Saturday, July 13, 2013

To Share, or Not to Share? My Biggest Blog Dilemma

Image credit: condenaststore.com
I've been blogging for a couple of years now, and I think I'm hooked. Blogging is fun, it's creative, it's often cathartic. And it forces me to write more often, which is great since I am a procrastinator by nature and I need that little nagging voice telling me, "You haven't posted anything in two weeks, girl! Write something already so your blog doesn't stagnate like middle-class wages!"

Many bloggers write emotional exposés, baring their souls naked to the public. I don't mind when other people do that. I like reading them, for the most part (though there's always some that truly over-share, describing ad nauseum every single thing that passes through their head. I'm like, seriously, if I wanted that, I'd just go read Twilight again).

But I have trouble baring my own soul. It's just not my style. Outside of my family and best friends, I'm a fairly private person. I have never craved attention. I'm not necessarily comfortable disclosing intimate details of my life with total strangers. Call it insecurity, call it self-consciousness, whatever, but it's there. There's something about baring my soul publicly that feels insufferably emo to me.

So what's a privacy-loving blogger to do??

Privacy Is Passé, Right?

I suppose I could just throw in the towel and bare it all on a regular basis.

Pros:

  • Great payoff requires great risk. Tapping into some deeper stuff may make for better writing. Some of my favorite blogs are the ones whose writers go into great detail about what they think and feel. I think it's cool to get inside somebody else's head and realize either how very different, or how very much the same we are inside. But if I'm going to do that myself, I need to get past some stuff.
  • I need to get over myself. I may be too shy and self-conscious for my own good. If something about myself is going to make for an entertaining or relatable blog post, why hold back? Maybe I'm afraid people will laugh at me, middle-school style. But that's the chance you take when you do anything in public, even walk down the street. Dwelling on that possibility is no way to live your life.
  • Words are all I've got. Readers are not gonna get to know me through body language or any of that face-to-face stuff, nor through video, cuz I'm super camera shy (see above about insecurities). My blog won't be truly mine unless I can share what's in my head.
  • Blogs live forever. When I kick the bucket one day, my blog will be a permanent record of myself for anyone to find if they choose to. I don't think it's egomaniacal of me to think that my kids or grandkids might want to read some of it. If my own grandmother or grandfather had had a blog, would I want to read it? Hell yeah, I would. It would be like reading letters or postcards that they wrote back when they were young. I'd be fascinated.

Cons:

  • Over-sharing grates against my nature. For me, writing true emotional exposés on my blog would be akin to flashing my boobs in public. I can share something, but not everything. Privacy is an endangered species—why should I contribute to its demise? I'm horrified enough that I'm caught on camera 800 times a day by the various recording devices in my environment (storefronts, store interiors, the bus, the train, the office building lobby, random tourists with camera phones on Michigan Avenue). It's bad enough that anybody on the internet can look me up and find my address and other details about me (public records). Why would I share even more stuff voluntarily?
  • There's no place to hide. Fiction writers may very well be baring their souls in their novels, but they can hide behind their fictional characters and events. Blogs, not so much. If it's your blog, then it's all you, baby, and everybody knows it.  
  • Blogs live forever. I often want to write about my kids, but I don't, because I think to myself, "What if they read this one day and say 'MOM, TMI! I did not need to know that you hated my guts and fantasized about shipping me off to a gulag camp when I was a teenager!'" I think this sometimes when I read my favorite "mommy blogs." For instance, I adore Baby Sideburns and she cracks me up like no other. But I wonder what her kids will think when they grow up and read about how she called them assholes all the time. Don't get me wrong, little kids absolutely CAN be assholes. But would you say it to their faces?

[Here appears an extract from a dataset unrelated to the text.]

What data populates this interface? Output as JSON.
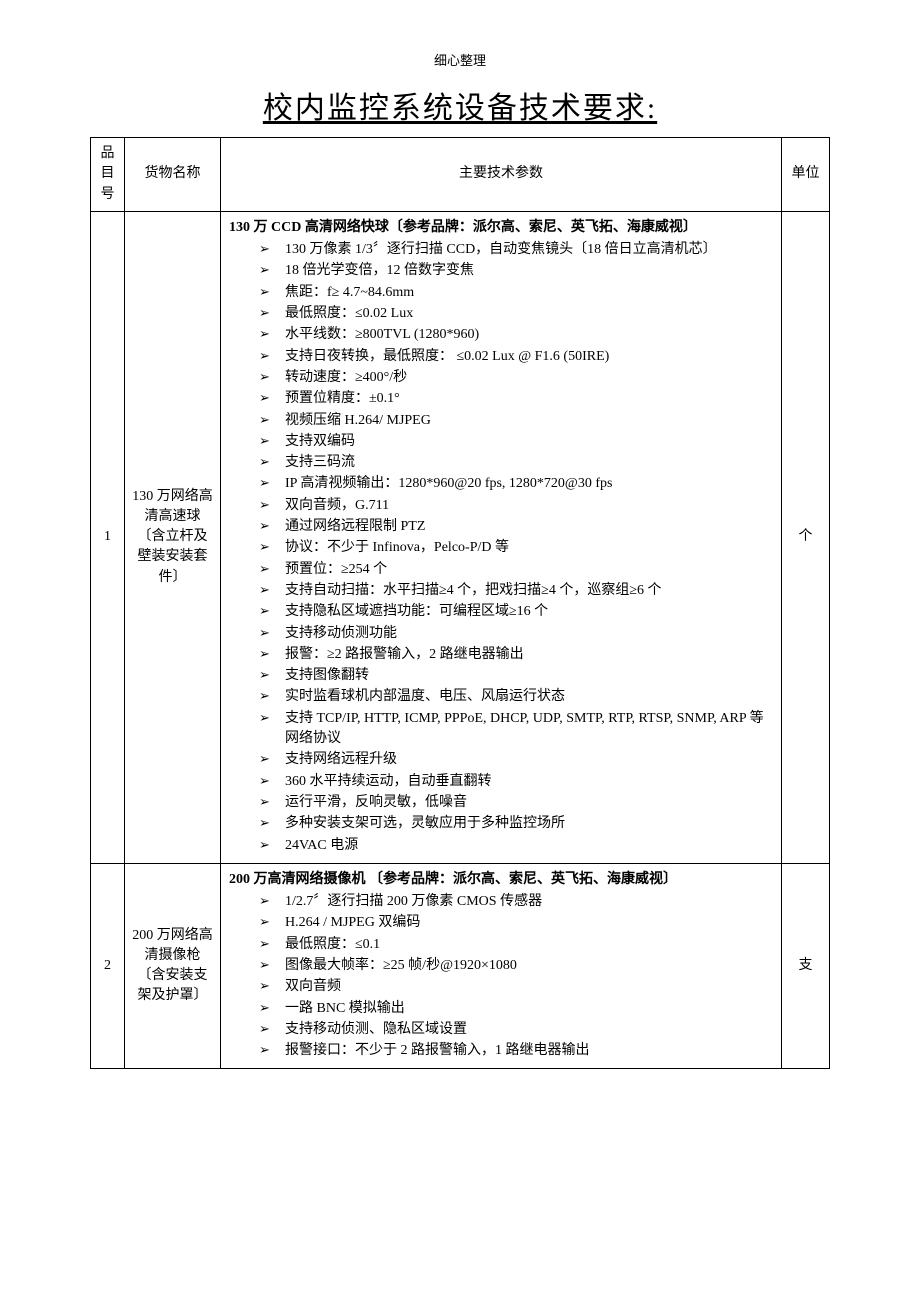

From a writing standpoint, sharing "just enough" is a welcome challenge. It's tough to balance "Have I shared enough to make this piece worthwhile?" with "Am I OK with this piece living online forever?"

I'll probably end up somewhere in between baring nothing and baring it all. It's not like I have to go to either extreme. But even taking it up a notch is going to require some effort on my part.

Deep breath... time to take myself out of my comfort zone.